Oh, wait, we're talking Harry Potter, right? Well, we could find out that the last Horcrux was actually Harry's pair of glasses that keep getting broken. In an act of utter desparation since he is upset that Hermione likes Ron better than him, Harry refuses to let Hermione do that little oculus repairus spell. He finds that his health care benefit does cover LASIK, and figures that is what he needs to win her heart... no more glasses. After waiting for 6 months for a slot to open up in his country's socialized medicine queue, he goes to the optomitrist at Diagon Alley, who unfortunately has suffered a devestating loss when he found that his familiar (a rat) is not really a person under a spell to look like a rat but actually, well, just a common sewar rat. It turns out the optomitrist is Neville Longbottom, who had gotten kicked out of Hogwarts for one too many accidents in the labs... Harry unaware that Neville has turned the laser on, trying to show Neville his broken glasses since he didn't have his eye prescription, holds the glasses up at the most inopportune time, thus refracting the laser beam with the lenses onto the side of his forehead that does not have a scar. Within milliseconds, the room is overcome with the stench of burning flesh as the laser burns a hole in the lens and Harry's skull.
__________________
It seems to me the only thing you've learned is that Caesar is a "salad dressing dude."
And when I am right, you too will RUE the day!!! MUWAHAHAHAHAAHAHAHAAHAAHAAA!!!!
--Ray
Well, ray, on July 21st you get to find out how wrong you are, because that's when the book is getting released, according to a press release this morning. How about a little gentlemanly bet between us - the person who is wrong has to endure merciless teasing on this thread by the person who was right.
__________________
If ye love wealth better than liberty, the tranquility of servitude than the animated contest of freedom, go from us in peace. May your chains sit lightly upon you, and may posterity forget that you were our countrymen! - Samuel Adams
Dang... I was just at Barne's and Noble while waiting for a tire to be fixed next door at the tire shop and saw the sign for reserving a copy of book seven and they had the title, but I forgot to memorize what the title was. I think one of the words after Harry Potter in the title started with an H though...

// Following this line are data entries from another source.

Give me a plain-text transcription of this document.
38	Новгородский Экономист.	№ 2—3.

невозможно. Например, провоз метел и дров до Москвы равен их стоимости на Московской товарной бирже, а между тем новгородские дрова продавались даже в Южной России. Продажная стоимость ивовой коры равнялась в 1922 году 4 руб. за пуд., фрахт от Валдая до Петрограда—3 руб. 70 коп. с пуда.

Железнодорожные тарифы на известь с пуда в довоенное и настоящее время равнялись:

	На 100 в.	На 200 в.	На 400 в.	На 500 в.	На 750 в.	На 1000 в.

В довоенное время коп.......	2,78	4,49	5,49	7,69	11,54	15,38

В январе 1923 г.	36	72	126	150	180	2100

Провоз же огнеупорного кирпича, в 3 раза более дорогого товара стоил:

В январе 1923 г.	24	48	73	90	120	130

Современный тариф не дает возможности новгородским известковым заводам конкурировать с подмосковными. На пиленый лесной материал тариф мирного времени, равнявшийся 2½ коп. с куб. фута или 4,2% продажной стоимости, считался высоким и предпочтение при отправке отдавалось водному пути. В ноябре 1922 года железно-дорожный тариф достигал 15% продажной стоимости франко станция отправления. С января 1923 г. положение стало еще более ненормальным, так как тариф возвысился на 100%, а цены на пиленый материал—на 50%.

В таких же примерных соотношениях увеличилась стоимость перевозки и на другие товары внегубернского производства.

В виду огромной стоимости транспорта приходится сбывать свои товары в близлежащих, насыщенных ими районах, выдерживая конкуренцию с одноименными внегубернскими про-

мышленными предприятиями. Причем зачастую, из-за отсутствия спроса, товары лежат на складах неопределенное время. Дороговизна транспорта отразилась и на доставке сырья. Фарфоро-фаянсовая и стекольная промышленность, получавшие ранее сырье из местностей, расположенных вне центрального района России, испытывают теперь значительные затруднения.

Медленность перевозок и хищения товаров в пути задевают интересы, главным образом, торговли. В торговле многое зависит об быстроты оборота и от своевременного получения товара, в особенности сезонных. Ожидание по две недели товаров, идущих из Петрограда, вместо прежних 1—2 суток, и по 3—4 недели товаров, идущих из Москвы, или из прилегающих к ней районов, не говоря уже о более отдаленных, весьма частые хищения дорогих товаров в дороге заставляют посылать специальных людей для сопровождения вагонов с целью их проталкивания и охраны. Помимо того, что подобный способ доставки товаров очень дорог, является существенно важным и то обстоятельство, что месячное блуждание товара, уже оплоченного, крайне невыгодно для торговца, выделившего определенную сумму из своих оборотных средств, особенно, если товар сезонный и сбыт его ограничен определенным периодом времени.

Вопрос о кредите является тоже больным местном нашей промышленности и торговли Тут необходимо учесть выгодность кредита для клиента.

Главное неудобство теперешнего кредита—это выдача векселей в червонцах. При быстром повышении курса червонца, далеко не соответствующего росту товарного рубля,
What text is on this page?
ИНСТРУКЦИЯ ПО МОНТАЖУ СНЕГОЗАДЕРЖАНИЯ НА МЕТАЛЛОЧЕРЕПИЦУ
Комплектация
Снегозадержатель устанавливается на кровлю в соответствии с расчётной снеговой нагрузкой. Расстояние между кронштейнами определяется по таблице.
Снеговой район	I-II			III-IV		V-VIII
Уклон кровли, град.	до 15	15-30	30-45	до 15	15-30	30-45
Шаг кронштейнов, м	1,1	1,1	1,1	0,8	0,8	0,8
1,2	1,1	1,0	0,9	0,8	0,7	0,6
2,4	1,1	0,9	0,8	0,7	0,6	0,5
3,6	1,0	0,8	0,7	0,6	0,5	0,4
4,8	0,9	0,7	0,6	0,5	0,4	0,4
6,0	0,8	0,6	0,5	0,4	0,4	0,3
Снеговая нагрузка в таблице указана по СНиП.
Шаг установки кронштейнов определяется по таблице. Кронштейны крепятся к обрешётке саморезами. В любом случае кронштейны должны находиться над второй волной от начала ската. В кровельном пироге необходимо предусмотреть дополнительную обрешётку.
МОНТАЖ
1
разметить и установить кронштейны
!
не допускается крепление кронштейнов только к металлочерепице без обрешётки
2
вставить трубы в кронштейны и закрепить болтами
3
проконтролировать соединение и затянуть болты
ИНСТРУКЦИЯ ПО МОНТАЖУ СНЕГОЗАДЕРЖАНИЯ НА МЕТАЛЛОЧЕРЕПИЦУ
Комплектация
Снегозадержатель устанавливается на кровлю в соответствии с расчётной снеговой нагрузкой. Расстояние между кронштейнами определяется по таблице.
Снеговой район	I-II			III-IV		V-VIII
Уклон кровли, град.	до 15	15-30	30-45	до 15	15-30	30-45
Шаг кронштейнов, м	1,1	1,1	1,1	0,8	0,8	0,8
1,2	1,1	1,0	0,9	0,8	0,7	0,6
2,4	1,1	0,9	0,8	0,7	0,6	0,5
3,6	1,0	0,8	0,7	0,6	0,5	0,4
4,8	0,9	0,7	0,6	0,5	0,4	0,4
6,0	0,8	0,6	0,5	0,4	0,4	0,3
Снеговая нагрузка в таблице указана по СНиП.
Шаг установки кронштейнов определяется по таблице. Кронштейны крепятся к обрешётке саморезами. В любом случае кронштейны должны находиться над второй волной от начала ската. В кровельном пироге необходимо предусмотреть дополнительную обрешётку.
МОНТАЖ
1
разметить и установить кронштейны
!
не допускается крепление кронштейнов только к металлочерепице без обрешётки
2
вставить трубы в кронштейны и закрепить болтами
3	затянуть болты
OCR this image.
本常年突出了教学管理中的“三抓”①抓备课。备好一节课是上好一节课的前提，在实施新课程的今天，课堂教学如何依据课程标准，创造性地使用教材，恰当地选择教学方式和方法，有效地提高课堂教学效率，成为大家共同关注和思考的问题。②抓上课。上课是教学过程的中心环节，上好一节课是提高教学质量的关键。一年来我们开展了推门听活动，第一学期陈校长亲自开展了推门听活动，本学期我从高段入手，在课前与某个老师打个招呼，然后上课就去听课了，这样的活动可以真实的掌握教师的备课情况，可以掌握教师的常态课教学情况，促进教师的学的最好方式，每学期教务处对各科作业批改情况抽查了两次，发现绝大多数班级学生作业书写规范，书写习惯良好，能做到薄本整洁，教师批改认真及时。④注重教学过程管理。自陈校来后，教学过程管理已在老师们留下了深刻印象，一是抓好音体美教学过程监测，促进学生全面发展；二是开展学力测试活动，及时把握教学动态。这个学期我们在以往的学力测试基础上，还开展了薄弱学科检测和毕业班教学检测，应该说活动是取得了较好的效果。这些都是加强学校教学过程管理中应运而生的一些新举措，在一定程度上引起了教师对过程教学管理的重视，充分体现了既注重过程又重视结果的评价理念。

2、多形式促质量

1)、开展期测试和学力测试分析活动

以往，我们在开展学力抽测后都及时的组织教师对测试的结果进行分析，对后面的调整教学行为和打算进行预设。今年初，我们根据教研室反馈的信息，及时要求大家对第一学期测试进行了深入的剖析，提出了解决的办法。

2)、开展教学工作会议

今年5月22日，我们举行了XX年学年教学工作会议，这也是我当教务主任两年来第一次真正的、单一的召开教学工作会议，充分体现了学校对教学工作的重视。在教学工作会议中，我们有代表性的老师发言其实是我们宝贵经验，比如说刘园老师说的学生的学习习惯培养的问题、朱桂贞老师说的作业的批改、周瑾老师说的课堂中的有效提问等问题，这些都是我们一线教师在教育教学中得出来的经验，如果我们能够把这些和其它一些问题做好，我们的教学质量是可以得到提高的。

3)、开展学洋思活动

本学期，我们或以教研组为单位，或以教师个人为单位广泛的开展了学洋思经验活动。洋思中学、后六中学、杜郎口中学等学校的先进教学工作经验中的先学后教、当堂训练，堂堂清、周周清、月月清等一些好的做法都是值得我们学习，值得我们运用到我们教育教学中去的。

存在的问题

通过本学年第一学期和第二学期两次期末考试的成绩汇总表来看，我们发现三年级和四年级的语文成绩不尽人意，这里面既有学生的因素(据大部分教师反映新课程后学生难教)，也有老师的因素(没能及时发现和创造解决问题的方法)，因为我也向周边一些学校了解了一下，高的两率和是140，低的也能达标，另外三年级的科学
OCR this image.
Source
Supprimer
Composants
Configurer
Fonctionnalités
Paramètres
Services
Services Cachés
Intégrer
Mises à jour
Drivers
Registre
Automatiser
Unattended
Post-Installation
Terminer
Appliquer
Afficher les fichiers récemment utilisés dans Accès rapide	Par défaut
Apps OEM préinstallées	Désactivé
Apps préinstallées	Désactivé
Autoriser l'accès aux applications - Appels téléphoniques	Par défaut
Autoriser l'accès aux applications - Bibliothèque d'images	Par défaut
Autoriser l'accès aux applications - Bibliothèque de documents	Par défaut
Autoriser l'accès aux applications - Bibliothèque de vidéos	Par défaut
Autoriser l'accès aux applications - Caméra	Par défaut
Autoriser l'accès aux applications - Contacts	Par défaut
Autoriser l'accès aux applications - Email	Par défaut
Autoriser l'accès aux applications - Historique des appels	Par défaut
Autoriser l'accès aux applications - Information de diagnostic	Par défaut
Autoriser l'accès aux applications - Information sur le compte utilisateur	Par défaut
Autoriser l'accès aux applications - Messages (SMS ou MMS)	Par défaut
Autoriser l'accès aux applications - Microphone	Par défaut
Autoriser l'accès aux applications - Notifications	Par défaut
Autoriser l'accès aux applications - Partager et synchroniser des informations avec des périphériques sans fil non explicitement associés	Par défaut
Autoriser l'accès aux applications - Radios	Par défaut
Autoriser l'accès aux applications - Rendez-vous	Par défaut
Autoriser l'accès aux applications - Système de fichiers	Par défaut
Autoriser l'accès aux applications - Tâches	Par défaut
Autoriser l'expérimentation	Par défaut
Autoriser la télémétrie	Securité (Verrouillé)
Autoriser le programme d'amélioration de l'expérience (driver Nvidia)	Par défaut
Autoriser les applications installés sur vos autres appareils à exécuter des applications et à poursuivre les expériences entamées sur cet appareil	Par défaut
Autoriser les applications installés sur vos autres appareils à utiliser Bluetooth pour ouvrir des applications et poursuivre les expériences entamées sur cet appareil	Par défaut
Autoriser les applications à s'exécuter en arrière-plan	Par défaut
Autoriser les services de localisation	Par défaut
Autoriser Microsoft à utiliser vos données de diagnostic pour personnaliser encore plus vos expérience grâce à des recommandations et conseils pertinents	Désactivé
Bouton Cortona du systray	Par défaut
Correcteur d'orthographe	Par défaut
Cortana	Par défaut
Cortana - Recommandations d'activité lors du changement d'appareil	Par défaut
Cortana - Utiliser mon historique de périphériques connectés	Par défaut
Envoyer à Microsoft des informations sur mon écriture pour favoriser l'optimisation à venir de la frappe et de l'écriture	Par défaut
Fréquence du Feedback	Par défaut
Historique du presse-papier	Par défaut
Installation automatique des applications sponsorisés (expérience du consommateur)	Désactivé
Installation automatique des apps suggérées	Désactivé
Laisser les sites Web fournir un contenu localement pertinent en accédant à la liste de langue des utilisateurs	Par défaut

Oh well, I still have to start reading book 1, someday...
__________________
It seems to me the only thing you've learned is that Caesar is a "salad dressing dude."
Must resist temptation to edit Ray's comment and insert "I, Ray, admit that Arbilad is probably right, and I just wasn't thinking through the issue sufficiently."
__________________
If ye love wealth better than liberty, the tranquility of servitude than the animated contest of freedom, go from us in peace. May your chains sit lightly upon you, and may posterity forget that you were our countrymen! - Samuel Adams
An acronym for Ray Unites Everyone? Rice Under Everything? Rat Udder Embelishment?
A mispelling for that violinist guy from The Netherlands who has those concerts they always show on PBS during fund raising weeks / months and whose first name is Andre?
A sauce made in a hot skillet by adding flour to the liquid used to deglaze the pan?
Or is it simply Elmer Fudd trying to say "Weee!"
__________________
It seems to me the only thing you've learned is that Caesar is a "salad dressing dude."